Can You Trust Your Charting Program?

Eke!!! That was the cry I heard last Friday afternoon from Fifi, my ex-Wall Street analyst turned domestic dominatrix. Not only does she rule over my household but she also has the task of shoring up my stock portfolios at the end of the day. Not that I expect her to do it–she just enjoys it. I think it’s her way of keeping up with the market and giving me a little break. (She does have her soft moments but she’ll never admit to them.)

From the sound of her cry you would have thought she was being attacked by a fifty foot rodent with a taste for French tarts, but it was something more sinister than that. She found major discrepancies in the end-of-day stock prices as quoted from my real-time charting program compared with what my online portfolio management program reported.

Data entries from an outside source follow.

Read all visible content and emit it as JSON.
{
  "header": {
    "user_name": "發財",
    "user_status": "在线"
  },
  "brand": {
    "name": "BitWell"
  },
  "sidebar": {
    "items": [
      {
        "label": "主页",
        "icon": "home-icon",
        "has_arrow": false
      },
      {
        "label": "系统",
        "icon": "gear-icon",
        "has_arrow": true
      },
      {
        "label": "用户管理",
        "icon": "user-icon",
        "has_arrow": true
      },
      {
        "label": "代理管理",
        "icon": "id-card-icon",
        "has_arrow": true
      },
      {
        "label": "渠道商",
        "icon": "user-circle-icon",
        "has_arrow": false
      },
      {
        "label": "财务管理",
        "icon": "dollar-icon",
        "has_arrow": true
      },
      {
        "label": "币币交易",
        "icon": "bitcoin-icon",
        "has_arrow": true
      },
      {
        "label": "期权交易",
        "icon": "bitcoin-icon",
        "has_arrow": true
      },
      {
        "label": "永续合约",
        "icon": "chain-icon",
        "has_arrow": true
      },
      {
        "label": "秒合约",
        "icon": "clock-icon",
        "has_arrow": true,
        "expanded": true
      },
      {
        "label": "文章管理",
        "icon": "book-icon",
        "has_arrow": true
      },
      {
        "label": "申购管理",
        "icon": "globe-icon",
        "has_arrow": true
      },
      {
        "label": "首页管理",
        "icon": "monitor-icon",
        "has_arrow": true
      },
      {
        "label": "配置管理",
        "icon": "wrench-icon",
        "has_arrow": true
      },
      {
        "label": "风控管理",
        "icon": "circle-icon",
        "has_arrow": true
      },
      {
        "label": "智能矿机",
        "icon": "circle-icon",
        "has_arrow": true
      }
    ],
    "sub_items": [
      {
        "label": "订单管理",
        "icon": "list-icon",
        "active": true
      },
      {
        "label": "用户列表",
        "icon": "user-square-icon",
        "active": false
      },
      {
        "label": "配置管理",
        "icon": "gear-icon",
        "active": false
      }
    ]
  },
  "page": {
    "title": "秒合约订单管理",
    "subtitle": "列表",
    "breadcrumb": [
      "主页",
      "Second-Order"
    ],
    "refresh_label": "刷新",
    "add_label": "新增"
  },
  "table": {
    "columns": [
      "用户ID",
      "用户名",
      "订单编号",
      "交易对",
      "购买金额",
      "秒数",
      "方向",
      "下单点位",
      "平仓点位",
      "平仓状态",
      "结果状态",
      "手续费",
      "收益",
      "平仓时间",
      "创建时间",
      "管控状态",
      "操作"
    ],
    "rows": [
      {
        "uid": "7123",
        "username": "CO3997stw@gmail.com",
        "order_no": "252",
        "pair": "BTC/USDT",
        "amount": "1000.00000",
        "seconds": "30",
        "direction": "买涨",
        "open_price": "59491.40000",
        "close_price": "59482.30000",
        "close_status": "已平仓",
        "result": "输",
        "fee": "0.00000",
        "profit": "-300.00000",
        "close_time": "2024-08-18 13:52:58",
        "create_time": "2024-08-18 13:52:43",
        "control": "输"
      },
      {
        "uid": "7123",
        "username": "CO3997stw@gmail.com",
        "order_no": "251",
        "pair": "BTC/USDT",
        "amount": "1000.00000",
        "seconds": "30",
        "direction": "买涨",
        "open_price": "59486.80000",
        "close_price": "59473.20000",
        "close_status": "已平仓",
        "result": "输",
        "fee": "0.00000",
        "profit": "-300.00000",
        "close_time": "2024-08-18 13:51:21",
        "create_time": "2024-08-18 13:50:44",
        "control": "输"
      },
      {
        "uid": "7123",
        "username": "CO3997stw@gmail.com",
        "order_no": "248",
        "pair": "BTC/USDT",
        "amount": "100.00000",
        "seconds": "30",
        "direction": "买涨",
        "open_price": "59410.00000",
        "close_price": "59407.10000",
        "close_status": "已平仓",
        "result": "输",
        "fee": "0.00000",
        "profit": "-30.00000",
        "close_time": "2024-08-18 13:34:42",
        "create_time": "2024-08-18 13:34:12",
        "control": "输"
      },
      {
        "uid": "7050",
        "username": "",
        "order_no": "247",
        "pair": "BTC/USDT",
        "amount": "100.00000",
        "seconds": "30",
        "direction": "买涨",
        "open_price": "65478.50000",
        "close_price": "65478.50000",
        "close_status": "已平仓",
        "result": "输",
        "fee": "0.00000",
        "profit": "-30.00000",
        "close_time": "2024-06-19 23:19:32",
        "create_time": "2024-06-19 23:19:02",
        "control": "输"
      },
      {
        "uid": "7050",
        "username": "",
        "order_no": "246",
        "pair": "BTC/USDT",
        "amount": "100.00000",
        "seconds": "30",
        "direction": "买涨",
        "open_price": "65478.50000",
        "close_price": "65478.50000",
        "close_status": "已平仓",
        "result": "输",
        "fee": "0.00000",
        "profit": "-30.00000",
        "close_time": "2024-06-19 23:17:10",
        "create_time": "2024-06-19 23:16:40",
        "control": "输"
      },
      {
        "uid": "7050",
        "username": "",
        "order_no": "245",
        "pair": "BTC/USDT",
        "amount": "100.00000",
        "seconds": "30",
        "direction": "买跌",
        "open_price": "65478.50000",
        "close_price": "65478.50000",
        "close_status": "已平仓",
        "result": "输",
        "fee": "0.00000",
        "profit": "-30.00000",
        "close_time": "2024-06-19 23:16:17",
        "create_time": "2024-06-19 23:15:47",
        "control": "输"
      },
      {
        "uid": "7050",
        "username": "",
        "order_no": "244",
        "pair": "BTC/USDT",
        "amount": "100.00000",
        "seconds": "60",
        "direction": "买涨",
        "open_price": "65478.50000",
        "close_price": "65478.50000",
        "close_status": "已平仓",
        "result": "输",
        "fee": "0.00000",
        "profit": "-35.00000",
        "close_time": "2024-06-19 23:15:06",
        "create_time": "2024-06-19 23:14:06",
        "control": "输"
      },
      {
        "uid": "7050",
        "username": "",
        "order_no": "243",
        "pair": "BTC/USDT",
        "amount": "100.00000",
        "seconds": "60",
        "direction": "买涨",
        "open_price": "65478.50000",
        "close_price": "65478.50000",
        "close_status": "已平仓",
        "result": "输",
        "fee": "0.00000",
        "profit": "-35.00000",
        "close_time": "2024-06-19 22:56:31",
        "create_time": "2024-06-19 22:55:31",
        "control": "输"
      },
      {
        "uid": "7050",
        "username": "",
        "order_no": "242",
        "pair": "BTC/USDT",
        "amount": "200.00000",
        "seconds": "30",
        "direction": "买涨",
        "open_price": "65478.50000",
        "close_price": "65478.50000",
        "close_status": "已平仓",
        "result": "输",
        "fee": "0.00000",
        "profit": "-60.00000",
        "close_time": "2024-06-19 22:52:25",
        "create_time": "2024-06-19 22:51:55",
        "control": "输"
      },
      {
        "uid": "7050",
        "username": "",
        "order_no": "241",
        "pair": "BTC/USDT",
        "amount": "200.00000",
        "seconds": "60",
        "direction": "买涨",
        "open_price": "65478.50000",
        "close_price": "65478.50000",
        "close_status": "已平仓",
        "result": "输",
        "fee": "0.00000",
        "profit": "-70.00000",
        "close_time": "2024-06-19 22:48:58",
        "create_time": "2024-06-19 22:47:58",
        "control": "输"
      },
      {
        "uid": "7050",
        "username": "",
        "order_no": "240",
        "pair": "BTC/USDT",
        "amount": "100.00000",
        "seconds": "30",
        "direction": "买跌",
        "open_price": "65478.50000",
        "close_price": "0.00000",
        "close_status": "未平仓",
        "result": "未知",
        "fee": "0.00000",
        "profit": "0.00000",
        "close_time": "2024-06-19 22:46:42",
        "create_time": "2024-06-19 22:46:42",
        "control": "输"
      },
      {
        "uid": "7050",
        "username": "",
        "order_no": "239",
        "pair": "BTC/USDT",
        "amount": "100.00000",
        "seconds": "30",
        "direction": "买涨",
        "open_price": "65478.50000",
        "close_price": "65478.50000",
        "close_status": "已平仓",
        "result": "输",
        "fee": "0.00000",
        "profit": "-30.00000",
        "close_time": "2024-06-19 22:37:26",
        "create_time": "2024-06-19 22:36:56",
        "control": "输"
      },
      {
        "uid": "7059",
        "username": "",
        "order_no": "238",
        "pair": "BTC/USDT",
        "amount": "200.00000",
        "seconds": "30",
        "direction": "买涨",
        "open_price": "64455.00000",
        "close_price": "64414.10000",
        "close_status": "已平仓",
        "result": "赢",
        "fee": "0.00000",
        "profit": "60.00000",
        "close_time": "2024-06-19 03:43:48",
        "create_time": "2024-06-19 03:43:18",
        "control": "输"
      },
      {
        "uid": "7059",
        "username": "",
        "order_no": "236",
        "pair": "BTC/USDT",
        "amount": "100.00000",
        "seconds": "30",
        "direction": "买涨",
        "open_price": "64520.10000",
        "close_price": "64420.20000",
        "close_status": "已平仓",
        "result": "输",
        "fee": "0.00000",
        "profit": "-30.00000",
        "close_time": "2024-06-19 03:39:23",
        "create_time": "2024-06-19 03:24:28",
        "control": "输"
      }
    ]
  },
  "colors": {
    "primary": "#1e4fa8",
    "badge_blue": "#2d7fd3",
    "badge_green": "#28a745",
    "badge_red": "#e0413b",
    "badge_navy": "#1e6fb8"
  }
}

She also found that what was given as the last trade on a real-time chart wasn’t what was reported as the final trade in the corresponding quote sheet where real-time profits and losses are calculated. I’ll outline one actual example that should give you a clearer picture of what I’m talking about.

As my faithful readers already know, last week I constructed two portfolios–one to track stocks that reported earnings on good news (a long portfolio) and the other to track those that reported earnings on bad news (a short portfolio). Comparing end-of-day data, Fifi found discrepancies among four of the five stocks in the good earnings portfolio. Hurco (HURC) in particular showed a major discrepancy. My charting program gave the last quote in its quote sheet as $47.90 while the portfolio management program gave $44.22, over an 8% discrepancy! Looking at the last trade of HURC on the chart, I saw that it was $44.38, certainly a lot closer to $44.22, but not even close to the quote sheet price. What went wrong and who was right?

First I called the portfolio management software company. They said they receive their end-of-day data from a large brokerage firm. Checking with two other independent data sources (one being Yahoo! finance), they were able to confirm their numbers. Whew! At least I have confidence that my portfolio profit and loss numbers are being calculated correctly. Then I called my data service provider. They admitted the discrepancy between the quote sheet and the final trade on the chart and said “they would look into it.” As to why their end-of-day data doesn’t jibe with everyone elses’s, they said that I wasn’t running the latest version of their software (which just came out and which Dimitri forgot to install), so that could be the problem. I’ll know for sure tomorrow when I compare the two software versions.

I really hope my data provider resolves the problem between the chart and the quote sheet values because errors of this sort can have consequences as to what course of action one should take. In the case of HURC, the loss should have been 8.2% as opposed to the 0.5% loss given in the quote sheet. If I were an investor operating with tight stop/loss triggers and had I seen the correct number, I might have entered a sell order at today’s market open which would have spared me another 7% loss today.

Bottom Line: What does this seemingly trivial error mean to you? It means that even software that has been around for many years and used by perhaps hundreds of thousands of users can still have errors–errors that could potentially be detrimental to the value of your portfolio. Although it’s a pain in the keister, you might want to periodically check the price of your holdings against an outside data source, especially if you’re trading intraday.

Earnings Portfolios Update: Today our Good News portfolio is down 4.5% since Thursday with Hurco being the biggest loser, dropping a total of 13%. The Bad News Bears are triumphing with a 17% overall gain. ABH and RHD have been dropping faster than Jimmy Hoffa’s body in the East River, gaining a total of more than 28% and 34% respectively.

I just hope I can trust these numbers!